Una formulazione apparentemente neutra ma che, sotto sotto, sussurra al lettore esperto: “Hai capito, vero?” E si perché se “la sospensione […] non si applica” da una certa data futura, ciò non implica, forse, che fino a quella data tale sospensione e la corrispondente proroga dei termini decadenziali operavano eccome?
Scelta decisamente opinabile considerato che le norme interpretative, in base allo Statuto dei diritti del contribuente, sono ammesse solo in casi eccezionali e, soprattutto, devono essere espressamente qualificate come tali.
Principio che, nel caso di specie, è stato abilmente eluso con la leggiadria di un prestigiatore: nessuna dichiarazione esplicita. Solo “allusioni” che avallano la tesi secondo cui gli atti notificati dal Fisco oltre il termine ordinario di decadenza previsto per legge, ma entro la “finestra magica” degli 85 giorni a seguire, sono pienamente validi anche se il predetto termine di decadenza – sebbene pendente durante il periodo di sospensione previsto dal sopra citato art. 67 – scadeva dopo il 2020.
Un’interpretazione che molti operatori (ad eccezione dei contribuenti, s’intende) attendevano con ansia. Ma non finisce qui.
La norma si premura, infatti, di puntualizzare che la sospensione non si applica agli “atti […] emessi dall’Agenzia delle entrate”. Un inciso, quest’ultimo, che pur entrando in punta di piedi, finisce col far gran rumore. E si perché se la portata applicativa della disposizione è chiaramente limitata ai soli atti del Fisco statale, non se ne ricava, forse, che per i tributi locali – IMU, TARI e simili – la proroga di 85 giorni per la notifica dei relativi atti impositivi riguardava esclusivamente quelli in scadenza nel 2020?

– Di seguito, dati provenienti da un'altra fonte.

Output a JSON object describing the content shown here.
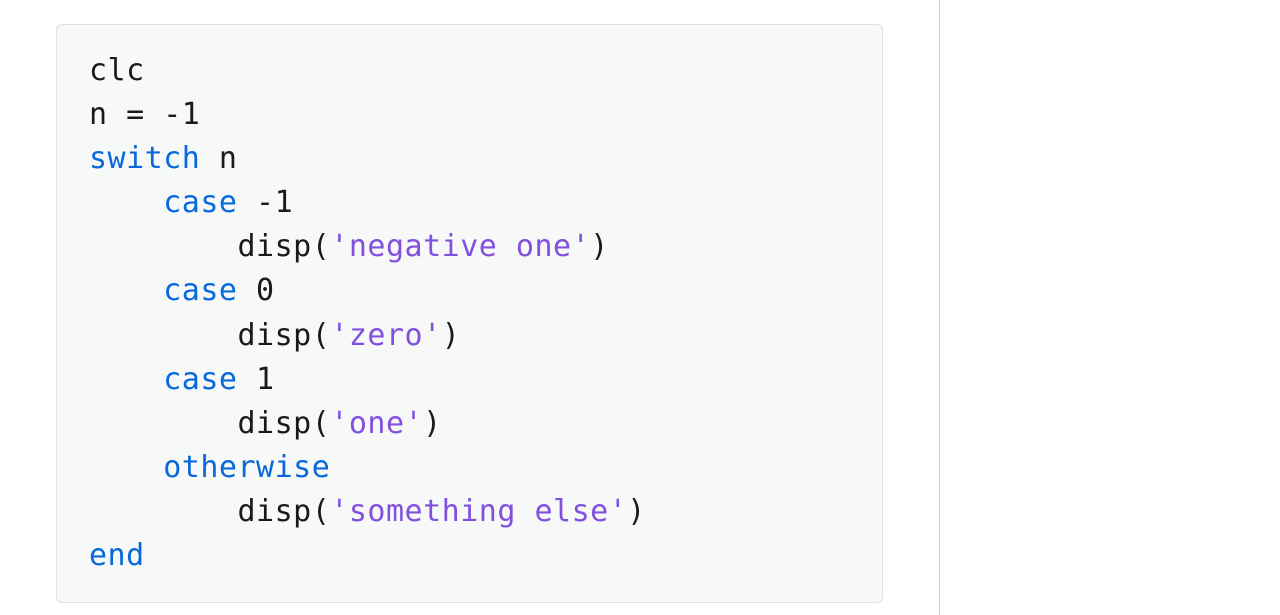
{
  "code": {
    "lines": [
      [
        {
          "t": "clc",
          "cls": ""
        }
      ],
      [
        {
          "t": "n = -1",
          "cls": ""
        }
      ],
      [
        {
          "t": "switch",
          "cls": "kw"
        },
        {
          "t": " n",
          "cls": ""
        }
      ],
      [
        {
          "t": "    ",
          "cls": ""
        },
        {
          "t": "case",
          "cls": "kw"
        },
        {
          "t": " -1",
          "cls": ""
        }
      ],
      [
        {
          "t": "        disp(",
          "cls": ""
        },
        {
          "t": "'negative one'",
          "cls": "str"
        },
        {
          "t": ")",
          "cls": ""
        }
      ],
      [
        {
          "t": "    ",
          "cls": ""
        },
        {
          "t": "case",
          "cls": "kw"
        },
        {
          "t": " 0",
          "cls": ""
        }
      ],
      [
        {
          "t": "        disp(",
          "cls": ""
        },
        {
          "t": "'zero'",
          "cls": "str"
        },
        {
          "t": ")",
          "cls": ""
        }
      ],
      [
        {
          "t": "    ",
          "cls": ""
        },
        {
          "t": "case",
          "cls": "kw"
        },
        {
          "t": " 1",
          "cls": ""
        }
      ],
      [
        {
          "t": "        disp(",
          "cls": ""
        },
        {
          "t": "'one'",
          "cls": "str"
        },
        {
          "t": ")",
          "cls": ""
        }
      ],
      [
        {
          "t": "    ",
          "cls": ""
        },
        {
          "t": "otherwise",
          "cls": "kw"
        }
      ],
      [
        {
          "t": "        disp(",
          "cls": ""
        },
        {
          "t": "'something else'",
          "cls": "str"
        },
        {
          "t": ")",
          "cls": ""
        }
      ],
      [
        {
          "t": "end",
          "cls": "kw"
        }
      ]
    ]
  }
}
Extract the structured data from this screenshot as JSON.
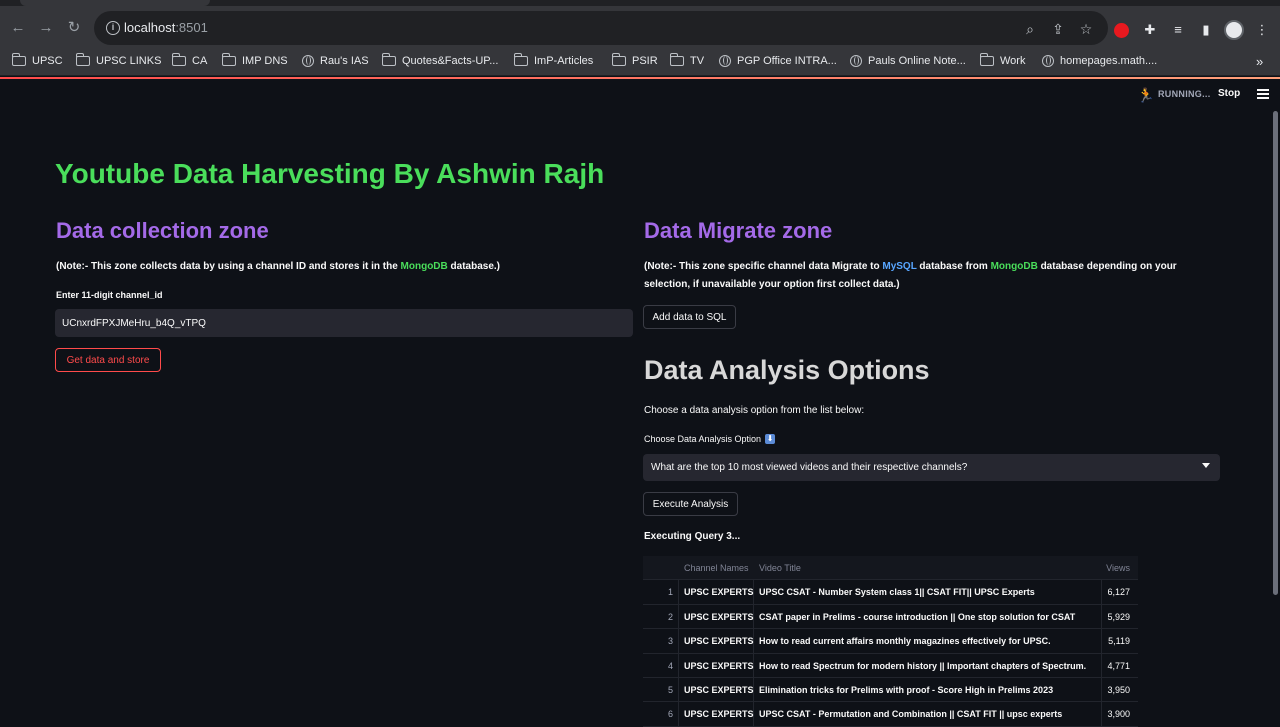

Il quadro che ne emerge è, dunque, quello di un vero e proprio “doppio binario” fiscale dove, su una banchina, troviamo l’Erario che, forte della proroga, ha potuto estendere i termini di accertamento; sull’altra, mal illuminata, stazionano, invece, gli Enti locali rimasti ad osservare il convoglio della sospensione/proroga transitare dinanzi ai loro occhi senza, però, potervi salire.
E, alla fine, chi paga? Ma che domande! I contribuenti, naturalmente! Soprattutto quelli che, impugnando gli atti impositivi notificatigli oltre il termine orinario di decadenza, avevano confidato nell’inoperatività dell’anzidetta proroga di 85 giorni. Strategie difensive che, dunque, rischiano ora di sciogliersi – per citare Pino Daniele – come “Neve al sole” di giugno, lasciando sul campo qualcosa in più di un principio disatteso: probabilmente un F24 da pagare.